Oxigênio, de Alexandre Aja, lembra muito essa premissa existencialista. Subvertendo a ordem da curta narrativa da baleia, ele usa o perigo iminente e a gradação de sua eloquência científica para progressivamente refletir sobre a existência humana e suas individualidades.
O filme narra a experiência de Omicron 267 ao ter de lidar com o mau funcionamento do processador de oxigênio de sua unidade futurista de saúde. Sem sair do mesmo ambiente, que mais parece um caixão, ela tem diversas descobertas tanto sobre si mesma quanto sobre a raça humana enquanto maneja seu próprio desespero para sobreviver à hostilidade daquele cenário.
A premissa, muito branda no começo, vai se alargando com o desenrolar da trama e a abrangência que o filme ganha ao longo de seus 100 minutos de duração é surpreendente. Como ele se desenrola majoritariamente dentro dessa mesma unidade de tratamento, é muito inventivo na hora de utilizá-la como parte integrante da narrativa, apertando a protagonista em momentos de desespero e amplificando o espaço quando convém ao espectador ter a noção plena do ambiente.

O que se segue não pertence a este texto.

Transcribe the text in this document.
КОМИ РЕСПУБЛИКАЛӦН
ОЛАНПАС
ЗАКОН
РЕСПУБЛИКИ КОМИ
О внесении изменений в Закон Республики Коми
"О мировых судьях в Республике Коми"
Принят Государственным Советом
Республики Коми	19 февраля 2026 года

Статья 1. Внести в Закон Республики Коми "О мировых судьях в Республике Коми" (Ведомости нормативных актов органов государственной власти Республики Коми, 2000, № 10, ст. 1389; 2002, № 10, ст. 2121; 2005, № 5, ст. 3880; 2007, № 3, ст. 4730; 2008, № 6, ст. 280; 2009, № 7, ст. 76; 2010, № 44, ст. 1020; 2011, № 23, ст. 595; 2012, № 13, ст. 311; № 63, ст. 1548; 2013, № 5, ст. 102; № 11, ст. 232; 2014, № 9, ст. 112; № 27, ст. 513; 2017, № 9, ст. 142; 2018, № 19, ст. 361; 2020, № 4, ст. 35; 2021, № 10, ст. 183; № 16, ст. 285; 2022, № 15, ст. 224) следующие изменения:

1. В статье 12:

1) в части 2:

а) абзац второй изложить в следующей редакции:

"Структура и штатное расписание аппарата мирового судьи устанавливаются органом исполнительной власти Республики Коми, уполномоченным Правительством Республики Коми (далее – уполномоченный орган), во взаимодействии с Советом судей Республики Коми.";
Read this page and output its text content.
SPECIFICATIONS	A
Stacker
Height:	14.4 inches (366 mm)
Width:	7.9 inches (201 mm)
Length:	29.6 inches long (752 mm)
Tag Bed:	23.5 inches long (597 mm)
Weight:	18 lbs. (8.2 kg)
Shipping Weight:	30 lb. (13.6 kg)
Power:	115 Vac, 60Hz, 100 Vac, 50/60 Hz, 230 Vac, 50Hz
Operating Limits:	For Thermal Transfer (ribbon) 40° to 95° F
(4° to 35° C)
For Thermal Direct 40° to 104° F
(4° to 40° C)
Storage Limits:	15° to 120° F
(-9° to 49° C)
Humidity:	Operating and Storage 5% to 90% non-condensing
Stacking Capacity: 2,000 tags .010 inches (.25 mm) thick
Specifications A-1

Há uma sequência, por exemplo, em que a personagem de Mélanie Laurent faz descobertas essenciais sobre sua situação e a câmera acompanha essa virada girando no espaço entre ela e a interface com quem conversa, explicitando assim a maneira que, de certa forma, seu mundo “girou”. Um outro momento bem significativo nessa relação com o espaço é quando tem a última conversa com sua mãe antes de perder completamente o sinal. Nele a câmera se distancia enquanto ela fica sozinha e apertada no quadro, cercada pela escuridão e a solitude que a cercam tanto fisicamente quanto emotivamente.
Como já foi pincelado no começo, Oxigênio se destaca na ótima progressão que faz de sua própria história. Ele começa simples, com a atriz encarcerada em uma maca futurista que parece ter sido projetada para lhe matar, e brinca com a ideia dela não lembrar nada sobre si mesma e imaginar que isso possa ser um golpe de algum inimigo. Todavia, a medida que novas descobertas vão sendo feitas, ele não se retém ao chocar o espectador com uma ficção científica muito mais ampla do que propõe no começo.
Ao mesmo tempo que cresce em um sentido bem literal da palavra: trazendo à tona um plano para salvar a humanidade de um vírus, quando conta com uma cena externa que reforça essa grandiosidade, ele se volta para o micro, com uma reflexão fundamental sobre a existência de Omicron 267 e quem de fato ela é.
Sem se segurar nos plot twists, por mais que em algumas horas ele se explique demais, o filme joga um gancho atrás do outro. Ao contrário do que esse recurso normalmente gera, o jeito que essas explicações mudam completamente a perspectiva agrega muito para a experiência. No começo ele mais parece um Kill Bill futurista, mas, ao longo de sua rodagem, sabe transitar disto para uma jornada de preservação da raça humana e posteriormente agrega como uma ficção científica que olha para dentro do ser.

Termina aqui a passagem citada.